The Slatest

Boston Olympic Bid in Big Trouble as Mayor Says City Won’t Promise to Pay Cost Overruns

Not so sure: Boston Mayor Marty Walsh at an Olympics-related press conference in January.

Maddie Meyer/Getty/USOC

Update, 3 p.m.: The AP reports that Boston is dropping out of Olympic bidding. The U.S. Olympic Committee may nominate Los Angeles in Boston’s place; official bids are due Sept. 15.

Original post, 12:45 p.m.: Boston has been selected as the United States’ nominee in the competition to host the 2024 Summer Olympics, but its bid is nagged by residents’ objections that the event would be a huge pain and a waste of money. The latter issue is such a concern that city Mayor Marty Walsh, who has long pushed the bid forward despite broad opposition, said Monday that he will not sign any International Olympic Committee host contract that would require a government promise to cover any cost overruns. From Boston.com:

“I cannot commit to putting the taxpayers at risk,” Walsh said.

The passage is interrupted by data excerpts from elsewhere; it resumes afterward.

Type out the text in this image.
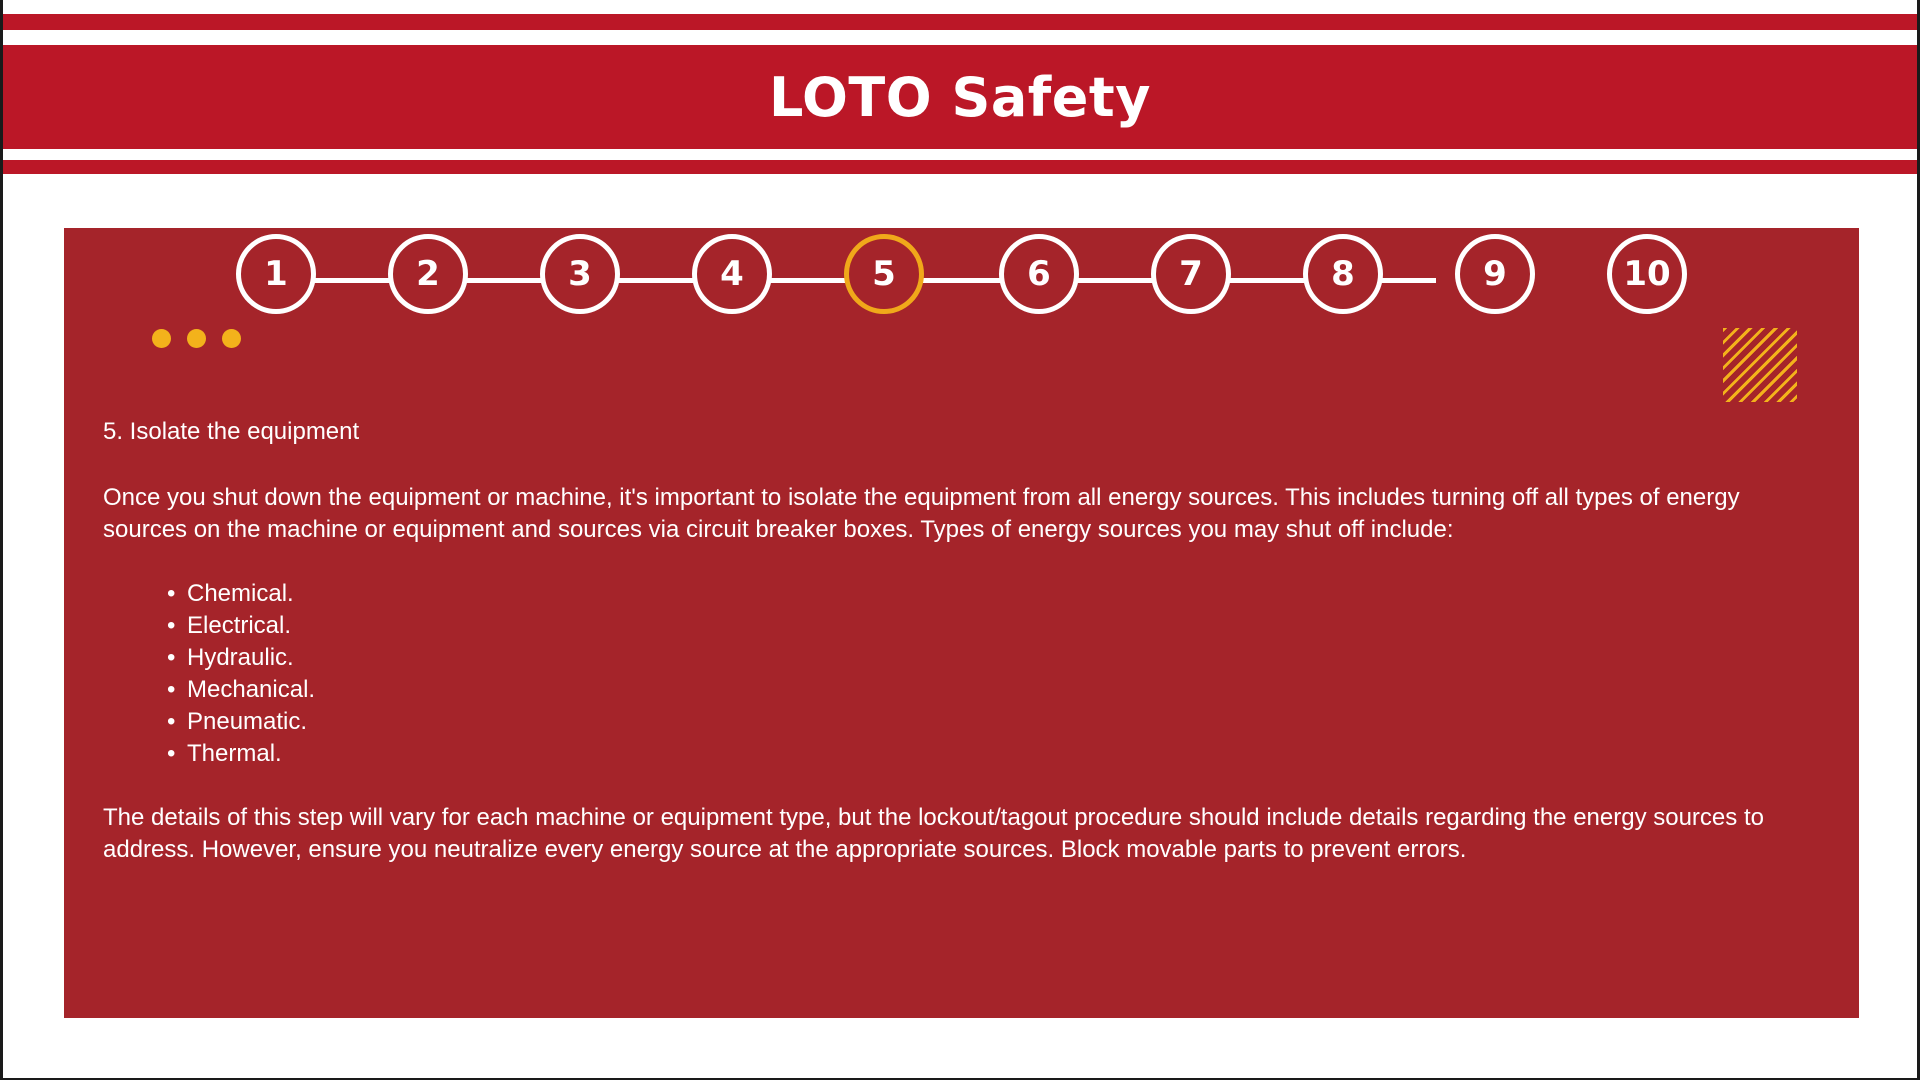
LOTO Safety
1	2	3	4	5	6	7	8	9	10

5. Isolate the equipment

Once you shut down the equipment or machine, it's important to isolate the equipment from all energy sources. This includes turning off all types of energy sources on the machine or equipment and sources via circuit breaker boxes. Types of energy sources you may shut off include:

• Chemical.
• Electrical.
• Hydraulic.
• Mechanical.
• Pneumatic.
• Thermal.

The details of this step will vary for each machine or equipment type, but the lockout/tagout procedure should include details regarding the energy sources to address. However, ensure you neutralize every energy source at the appropriate sources. Block movable parts to prevent errors.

Olympic organizing group Boston 2024 has said it would put a multi-faceted insurance policy in place, protecting the city from the threat of cost overruns. The group published some details about the plan last week, but Walsh said Monday the city has been “unable to conclude” its analysis of the bid’s risks.

(The Boston 2024 group is a private organization that says it can cover the cost of building venues and operating the Games if public money can be used for infrastructure improvements—and if the government gives out some big tax breaks.)

Boston is not actually yet under any pressure to make a formal agreement with the IOC, but if the U.S. Olympic Committee decides that not guaranteeing overruns would ultimately doom the city’s bid, it could be replaced as America’s nominee by Los Angeles.